Peki, Arsenal yıldızlarını birer birer elinden çıkarmasına rağmen nasıl böyle başarılı olabiliyor? Arsenal'in başına 28
Eylül 1996'da 'geleceğin menajeri' tanıtımıyla geçen Arsene
Wenger, kısa sürede başarılı bir
ekip oluşturdu. Takımını 1998'de ligin zirvesine taşıyarak Ada'da
şampiyonluk kazanan Britanya dışından gelen 'ilk
yabancı' oldu. Wenger'in sahaya yansıttığı oyun sistemi 'Arsenal matkabı' olarak tanımlanıyordu. Zira bu sistemde
rakip defans zor durumda bırakılırken, orta sahada rakibe boş alan vermiyordu. Wenger, Arsenal'de 11 yılı devirirken;
kombine oyun,
teknik, hızlı oyuncular ve başarıya aç
gençlerle adından sürekli söz ettirdi.
Wenger'in ilginç bir yönü ise;
transfer politikası. Yaşı 30'u geçmiş oyunculara sadece mukavelelerinin bir yıl olmasını
teklif ediyor. Bu şarttan dolayı Campbell, Pires takımla yollarını ayırırken, Henry ve Vieira'nın gidişinde bu sistemin etkili olduğu konuşuluyor. Ücretinde düşüşe razı olmayan
Ashley Cole ise Chelsea'ye satıldı. Gençlere şans veren Wenger'in tek istisnası Hollandalı Dennis Bergkamp oldu. Wenger, Bergkamp'ı 36 yaşına kadar kadrosunda tutarak, futbolu bırakmasını iki yıl erteletti.
Arsenal'in kadrosunda 30 yaş ve üstünde sadece 4 isim bulunuyor.
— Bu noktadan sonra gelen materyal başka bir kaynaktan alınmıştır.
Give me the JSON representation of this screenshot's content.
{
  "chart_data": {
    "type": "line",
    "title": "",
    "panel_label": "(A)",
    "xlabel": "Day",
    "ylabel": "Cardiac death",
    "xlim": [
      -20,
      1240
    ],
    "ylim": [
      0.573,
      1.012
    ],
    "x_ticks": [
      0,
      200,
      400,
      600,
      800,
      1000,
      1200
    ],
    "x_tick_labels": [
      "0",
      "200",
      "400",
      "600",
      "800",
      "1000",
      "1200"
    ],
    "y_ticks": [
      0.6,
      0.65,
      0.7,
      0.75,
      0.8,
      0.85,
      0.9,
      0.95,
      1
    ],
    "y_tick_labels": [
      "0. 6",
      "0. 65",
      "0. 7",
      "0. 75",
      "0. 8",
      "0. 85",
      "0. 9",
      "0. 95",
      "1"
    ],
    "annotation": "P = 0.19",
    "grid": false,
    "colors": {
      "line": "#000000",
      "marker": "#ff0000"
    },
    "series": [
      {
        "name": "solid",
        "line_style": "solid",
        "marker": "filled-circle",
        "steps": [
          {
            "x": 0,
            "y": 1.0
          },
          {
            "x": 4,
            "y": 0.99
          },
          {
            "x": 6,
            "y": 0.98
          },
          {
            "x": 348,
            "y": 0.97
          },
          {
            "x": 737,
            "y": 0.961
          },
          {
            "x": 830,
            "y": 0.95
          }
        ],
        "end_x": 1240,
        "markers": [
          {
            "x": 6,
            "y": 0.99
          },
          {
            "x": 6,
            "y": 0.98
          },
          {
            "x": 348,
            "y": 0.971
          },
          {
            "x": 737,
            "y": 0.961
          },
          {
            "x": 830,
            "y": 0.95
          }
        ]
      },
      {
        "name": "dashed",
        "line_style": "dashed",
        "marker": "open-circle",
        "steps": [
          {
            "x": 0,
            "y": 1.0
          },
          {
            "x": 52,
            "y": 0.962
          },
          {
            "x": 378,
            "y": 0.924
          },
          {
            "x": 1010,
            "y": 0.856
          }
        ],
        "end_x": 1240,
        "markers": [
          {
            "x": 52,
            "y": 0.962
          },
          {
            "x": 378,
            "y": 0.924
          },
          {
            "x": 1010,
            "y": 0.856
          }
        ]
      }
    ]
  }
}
Kaleciler Jens Lehmann 38, Almunia 30, defanstaki Gallas 30 ve orta saha oyuncusu Gilberto Silva 31 yaşında. Diğer oyuncuların
doğum tarihi 1980'den sonra. Diğer oyuncuların yaşları 18 ile 27 arasında değişiyor. Ligde ve Devler Ligi'nde yenilgisiz yoluna devam eden Arsenal, genç kadrosu ve Wenger'in tecrübesiyle korkulan bir ekip oldu. Bu
sezon takımdan ayrılan Henry,
Reyes, Baptista, Ljungberg takımın gücünü azaltmadı.